Судя по всему, на меня сильно повлиял интернат, в котором я тогда жила. Среди пациентов были широко распространены упаднические настроения, умение с пониманием относиться к своей болезни, и большой популярностью пользовалась «теория заклинивания». Вкратце она сводилась к тому, что все мы больны, у всех есть диагноз, поэтому время от времени нас заклинивает, и с этим мы ничего не можем поделать, так как это от нас не зависит. Когда заклинит, у нас начинаются страхи, мы слышим голоса или впадаем в угнетенное состояние, и тут ничего не остается, как терпеть свои симптомы. Ужасающее бессилие и утешительная безответственность. До этого ощущение собственного бессилия и чувство безнадежности слишком пугали меня, не позволяя мне принять эту теорию, но теперь я дошла до изнеможения, и вдобавок у меня установился более живой контакт с другими обитателями отделения, в котором я лежала. Я чувствовала к ним симпатию, некоторым начала даже доверять и потому, обретя предпосылки к социализации, была более подвержена как хорошему, так и дурному влиянию этой среды. Они поддерживали меня, они стали моим социумом, дали мне ощущения принадлежности к определенной группе людей, но в результате этого для меня стало сложнее выражать несогласие. Ведь если бы я стала настаивать на своем праве выбора, свободной воле и ответственности, разве я тем самым не обвинила бы тех, кто считает, что у них они отсутствуют? А поскольку я не делала того, что хотела делать, это стало лишним подтверждением теории, которая гласила, что у меня нет выбора, что решение за меня принимает болезнь.

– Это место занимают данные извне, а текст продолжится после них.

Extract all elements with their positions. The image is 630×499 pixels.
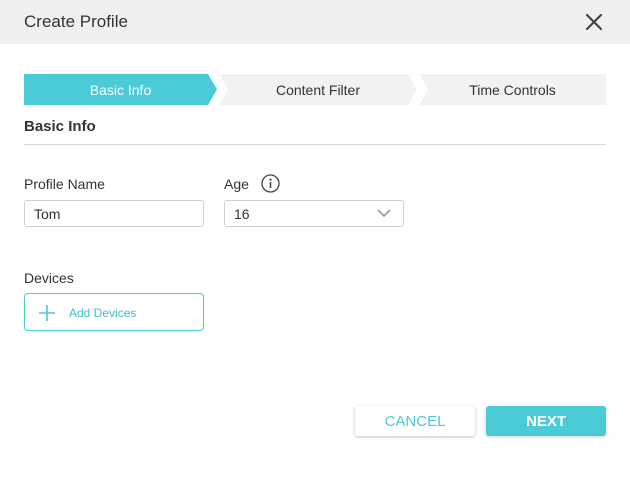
info-icon[interactable]	[261, 174, 280, 193]
step-time-controls[interactable]: Time Controls	[419, 74, 606, 105]
devices-label: Devices	[24, 270, 74, 286]
add-devices-label: Add Devices	[69, 306, 137, 320]
plus-icon	[39, 305, 55, 321]
section-title: Basic Info	[24, 118, 96, 135]
step-time-controls-label: Time Controls	[469, 81, 556, 98]
section-divider	[24, 144, 606, 145]
profile-name-input[interactable]: Tom	[24, 200, 204, 227]
dialog-title: Create Profile	[24, 12, 128, 31]
age-label: Age	[224, 176, 249, 192]
age-select[interactable]: 16	[224, 200, 404, 227]
close-icon[interactable]	[583, 11, 605, 33]
step-basic-info[interactable]: Basic Info	[24, 74, 217, 105]
step-content-filter[interactable]: Content Filter	[219, 74, 417, 105]
chevron-down-icon	[377, 209, 391, 218]
add-devices-button[interactable]: Add Devices	[24, 293, 204, 331]
step-basic-info-label: Basic Info	[89, 81, 152, 98]
age-select-value: 16	[234, 205, 250, 222]
wizard-steps: Basic Info Content Filter Time Controls	[24, 74, 606, 105]
cancel-button[interactable]: CANCEL	[355, 406, 475, 436]
next-button[interactable]: NEXT	[486, 406, 606, 436]
profile-name-label: Profile Name	[24, 176, 105, 192]
dialog-header: Create Profile	[0, 0, 630, 44]
step-content-filter-label: Content Filter	[275, 81, 361, 98]
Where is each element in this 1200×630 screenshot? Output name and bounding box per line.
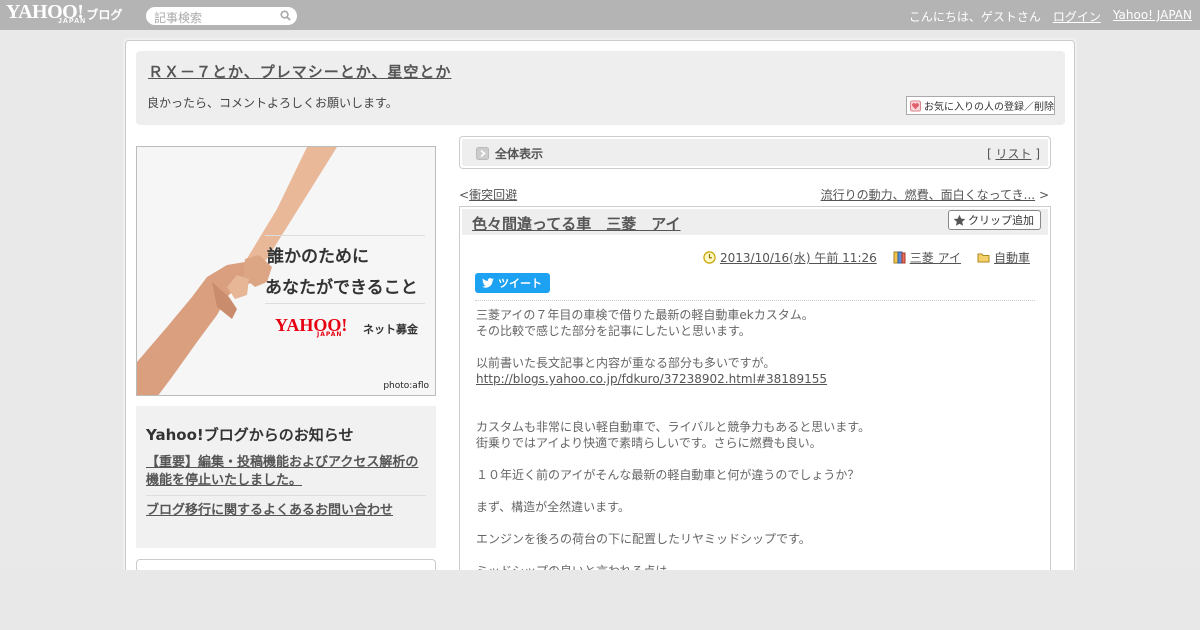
article-paragraph: 三菱アイの７年目の車検で借りた最新の軽自動車ekカスタム。 <box>476 308 814 322</box>
article-reference-link[interactable]: http://blogs.yahoo.co.jp/fdkuro/37238902… <box>476 372 827 386</box>
article-body: 三菱アイの７年目の車検で借りた最新の軽自動車ekカスタム。 その比較で感じた部分… <box>476 307 1036 579</box>
clip-add-button[interactable]: クリップ追加 <box>948 210 1041 230</box>
blog-title[interactable]: ＲＸ－７とか、プレマシーとか、星空とか <box>148 61 451 82</box>
bracket-close: ] <box>1035 147 1040 161</box>
donation-ad-banner[interactable]: 誰かのために あなたができること YAHOO! JAPAN ネット募金 phot… <box>136 146 436 396</box>
search-input[interactable] <box>154 9 274 27</box>
article-tag-link[interactable]: 三菱 アイ <box>910 249 961 266</box>
blog-notice-box: Yahoo!ブログからのお知らせ 【重要】編集・投稿機能およびアクセス解析の機能… <box>136 406 436 548</box>
next-article-link[interactable]: 流行りの動力、燃費、面白くなってき... <box>821 188 1036 202</box>
ad-service-name: ネット募金 <box>363 323 418 336</box>
previous-article-nav: <衝突回避 <box>459 186 517 203</box>
greeting-text: こんにちは、ゲストさん <box>908 10 1041 24</box>
yahoo-logo-japan: JAPAN <box>58 18 87 25</box>
page-bottom-overlay <box>0 570 1200 630</box>
tweet-button[interactable]: ツイート <box>475 273 550 293</box>
view-all-label: 全体表示 <box>495 147 544 161</box>
notice-link-important[interactable]: 【重要】編集・投稿機能およびアクセス解析の機能を停止いたしました。 <box>146 454 426 496</box>
article-paragraph: エンジンを後ろの荷台の下に配置したリヤミッドシップです。 <box>476 532 811 546</box>
top-bar: YAHOO! JAPAN ブログ こんにちは、ゲストさん ログイン Yahoo!… <box>0 0 1200 30</box>
article-title[interactable]: 色々間違ってる車 三菱 アイ <box>472 213 681 234</box>
blog-logo-text: ブログ <box>86 8 123 22</box>
article-category: 自動車 <box>977 249 1030 266</box>
notice-title: Yahoo!ブログからのお知らせ <box>146 426 354 444</box>
ad-headline-1: 誰かのために <box>267 247 369 267</box>
star-icon <box>953 214 966 226</box>
article-tag: 三菱 アイ <box>893 249 961 266</box>
heart-icon <box>910 100 921 111</box>
notice-link-faq[interactable]: ブログ移行に関するよくあるお問い合わせ <box>146 502 426 525</box>
article-paragraph: その比較で感じた部分を記事にしたいと思います。 <box>476 324 751 338</box>
view-list-toggle: [ リスト ] <box>987 145 1040 162</box>
tweet-label: ツイート <box>498 277 542 290</box>
yahoo-japan-link[interactable]: Yahoo! JAPAN <box>1113 8 1192 25</box>
article-paragraph: １０年近く前のアイがそんな最新の軽自動車と何が違うのでしょうか？ <box>476 468 860 482</box>
next-article-nav: 流行りの動力、燃費、面白くなってき... > <box>821 186 1049 203</box>
clip-add-label: クリップ追加 <box>968 214 1034 227</box>
article-date-link[interactable]: 2013/10/16(水) 午前 11:26 <box>720 249 877 266</box>
view-mode-bar: 全体表示 [ リスト ] <box>459 136 1051 169</box>
arrow-right-icon <box>476 147 489 160</box>
next-arrow: > <box>1038 188 1049 202</box>
blog-header: ＲＸ－７とか、プレマシーとか、星空とか 良かったら、コメントよろしくお願いします… <box>136 51 1065 125</box>
ad-headline-2: あなたができること <box>265 278 418 298</box>
yahoo-blog-logo[interactable]: YAHOO! JAPAN ブログ <box>6 2 123 27</box>
favorite-register-button[interactable]: お気に入りの人の登録／削除 <box>906 96 1055 115</box>
article-paragraph: まず、構造が全然違います。 <box>476 500 630 514</box>
prev-arrow: < <box>459 188 470 202</box>
article-date: 2013/10/16(水) 午前 11:26 <box>703 249 877 266</box>
bracket-open: [ <box>986 147 992 161</box>
article-paragraph: カスタムも非常に良い軽自動車で、ライバルと競争力もあると思います。 <box>476 420 871 434</box>
article-paragraph: 以前書いた長文記事と内容が重なる部分も多いですが。 <box>476 356 776 370</box>
folder-icon <box>977 253 990 263</box>
meta-divider <box>475 300 1035 301</box>
clock-icon <box>703 251 716 264</box>
article-header: 色々間違ってる車 三菱 アイ クリップ追加 <box>462 209 1048 235</box>
ad-divider <box>265 235 425 236</box>
list-view-link[interactable]: リスト <box>995 147 1031 161</box>
twitter-bird-icon <box>482 278 494 288</box>
blog-frame: ＲＸ－７とか、プレマシーとか、星空とか 良かったら、コメントよろしくお願いします… <box>125 40 1075 619</box>
login-link[interactable]: ログイン <box>1053 8 1101 25</box>
helping-hands-image <box>137 147 435 395</box>
article-meta: 2013/10/16(水) 午前 11:26 三菱 アイ 自動車 <box>703 249 1030 266</box>
article-panel: 色々間違ってる車 三菱 アイ クリップ追加 2013/10/16(水) 午前 1… <box>459 206 1051 606</box>
favorite-register-label: お気に入りの人の登録／削除 <box>924 102 1054 113</box>
search-icon[interactable] <box>280 10 291 21</box>
ad-photo-credit: photo:aflo <box>383 381 429 391</box>
ad-divider <box>265 303 425 304</box>
previous-article-link[interactable]: 衝突回避 <box>469 188 517 202</box>
article-category-link[interactable]: 自動車 <box>994 249 1030 266</box>
ad-yahoo-japan: JAPAN <box>317 331 343 338</box>
search-box <box>146 7 297 27</box>
book-icon <box>893 251 906 264</box>
blog-description: 良かったら、コメントよろしくお願いします。 <box>147 96 398 110</box>
article-paragraph: 街乗りではアイより快適で素晴らしいです。さらに燃費も良い。 <box>476 436 822 450</box>
user-menu: こんにちは、ゲストさん ログイン Yahoo! JAPAN <box>909 8 1192 25</box>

Однажды я слышала такую историю: если ты наловил крабов и держишь их в бочке, тебе не нужно ее ничем закрывать, потому что если один краб попробует удрать, остальные не дадут ему вылезти и утянут на дно. Примерно то же самое происходило и в том отделении. Там было очень спокойно и безопасно, чувство общности было очень сильно, но только до той поры, пока ты не заговариваешь о свободе выбора и не стараешься вылезти из бочки в окружающий мир. Стоило этому случиться, как кто-нибудь тут же хватал тебя за ногу и утягивал к себе на дно. По крайней мере, так было по моему ощущению. С точки зрения биологии эта история не соответствует истине, зато мы, люди, вполне в состоянии придумать множество способов, как утягивать друг дружку на дно, и даже переносим это свойство на других, например, на крабов. Когда краб пытается вылезти из бочки, другой краб цепляется за него, и тогда оба сваливаются вниз из-за того, что бочка слишком гладкая, мы же, глядя на них, думаем, что они «утягивают друг дружку на дно». Ведь мы знаем, что люди способны так поступать. Из-за страха перед выздоровлением, после которого ты потеряешь все, что давало тебе ощущение надежности, больные иногда не желают думать о собственной ответственности и потому часто цепляются за более безнадежное представление о своей болезни, чем это, строго говоря, соответствует истинному положению дел. В то же время я знаю, что я, как и все другие люди, иногда легко склоняюсь к тому, чтобы приписывать тем или иным изначально нейтральным поступкам надуманную преднамеренность. Возможно, другие пациенты действительно пытались погасить мой настрой на борьбу за большую самостоятельность, но, скорее всего, мы просто представляли собой группу людей, оказавшихся в трудной ситуации. В борьбе с болезнью мы иногда, действительно, помогали друг другу, но в других случаях мы друг другу мешали или тащили друг друга на дно, хотя на самом деле каждый мечтал выбраться на свободу. Крабы ни в чем не виноваты, да и мы сами, по большому счету, тоже: мы только искали выхода на волю. Вся беда была в том, что бочка попалась чересчур гладкая.